Insurenet proposes that Chicago could make “well in excess of $100 million. We think at least $200 million.” All they would have to do is use traffic cameras to collect license plate numbers and then match the numbers with those of uninsured motorists. A traffic camera would then read a license plate, if it was uninsured, it would then send a ticket in the mail. To accomplish this, Chicago would also need to compel insurance companies to report the names and license plates of insured motorists into the National Law Enforcement Telecommunications System (NLETS), the information-sharing network that links federal, state and local law enforcement agencies.

Does anybody see any problems in this scheme? The readers of the Sun-Times offered quite a few.

1. The numbers don’t seem to add up. Frankly, I couldn’t understand the figures from the newspaper article. But basically, the city would need on the order of 700,000 tickets per year to generate this revenue. Thats a lot of tickets.

2. The levied fines seem disproportional. Fining someone that doesn’t have insurance on the car a $1000? What are the odds that they could either afford to pay or be willing to pay the fine?

This brings me to something called unintended consequences.

People without insurance (they know who they are) will now have a bullseye on their car (aka the license plate).
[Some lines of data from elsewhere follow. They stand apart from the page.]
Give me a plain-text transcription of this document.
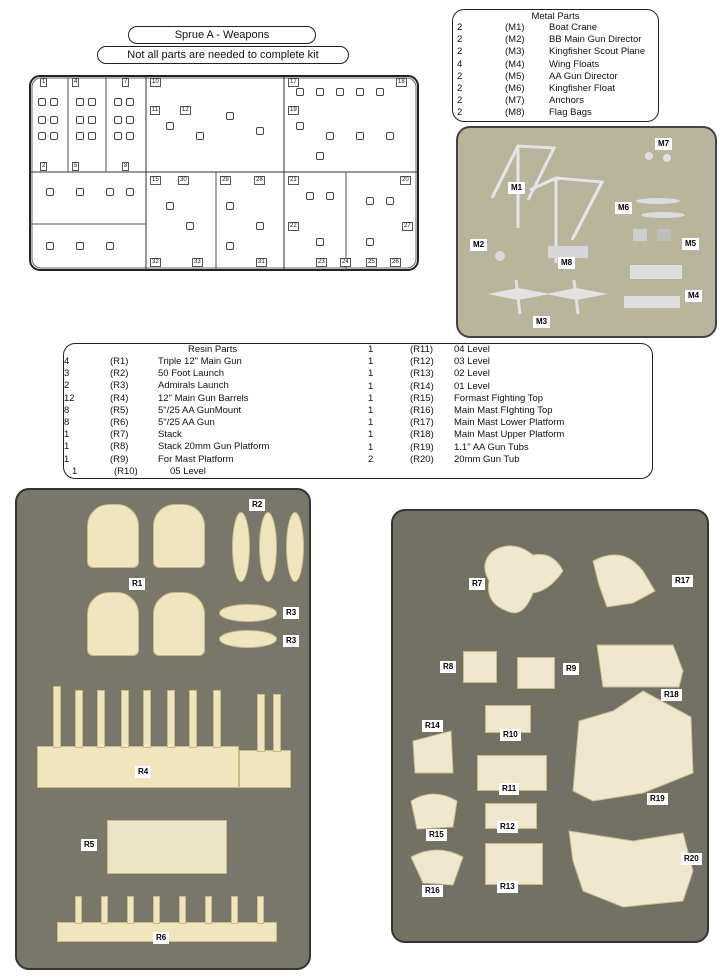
Sprue A - Weapons
Not all parts are needed to complete kit
1	4	7	10	17	18
2	5	8
11	12	19
21	20
15	30	29	28
22	27
32	33	31	23	24	25	26
Metal Parts
2	(M1)	Boat Crane
2	(M2)	BB Main Gun Director
2	(M3)	Kingfisher Scout Plane
4	(M4)	Wing Floats
2	(M5)	AA Gun Director
2	(M6)	Kingfisher Float
2	(M7)	Anchors
2	(M8)	Flag Bags
M1
M2
M3
M4
M5
M6
M7
M8
Resin Parts
4	(R1)	Triple 12" Main Gun
3	(R2)	50 Foot Launch
2	(R3)	Admirals Launch
12	(R4)	12" Main Gun Barrels
8	(R5)	5"/25 AA GunMount
8	(R6)	5"/25 AA Gun
1	(R7)	Stack
1	(R8)	Stack 20mm Gun Platform
1	(R9)	For Mast Platform
1	(R10)	05 Level
1	(R11) 04 Level
1	(R12) 03 Level
1	(R13) 02 Level
1	(R14) 01 Level
1	(R15) Formast Fighting Top
1	(R16) Main Mast FIghting Top
1	(R17) Main Mast Lower Platform
1	(R18) Main Mast Upper Platform
1	(R19) 1.1" AA Gun Tubs
2	(R20) 20mm Gun Tub
R1
R2
R3
R3
R4
R5
R6
R7	R17
R8	R9
R18
R14
R10
R11
R19
R12
R15
R13
R16
R20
They will have a $1000 incentive to make sure they do not receive a fine. They may try to disguise their plate or avoid traffic cameras. Or they might be willing to go down the slippery slope of illegality by telling the city an incorrect address for their car registration or making sure the license plate on their car isn’t theirs. This is a slope the city doesn’t want people to venture. Once citizens muck with the connection between license plates and their registration, it throws the whole enforcement mechanism for many sorts of issues awry.

I think fines for uninsured motorists are a good use of traffic cameras. But lets use it as a tool to push people to buy insurance and not as a way to unfairly punish people, who will likely become even harder to catch.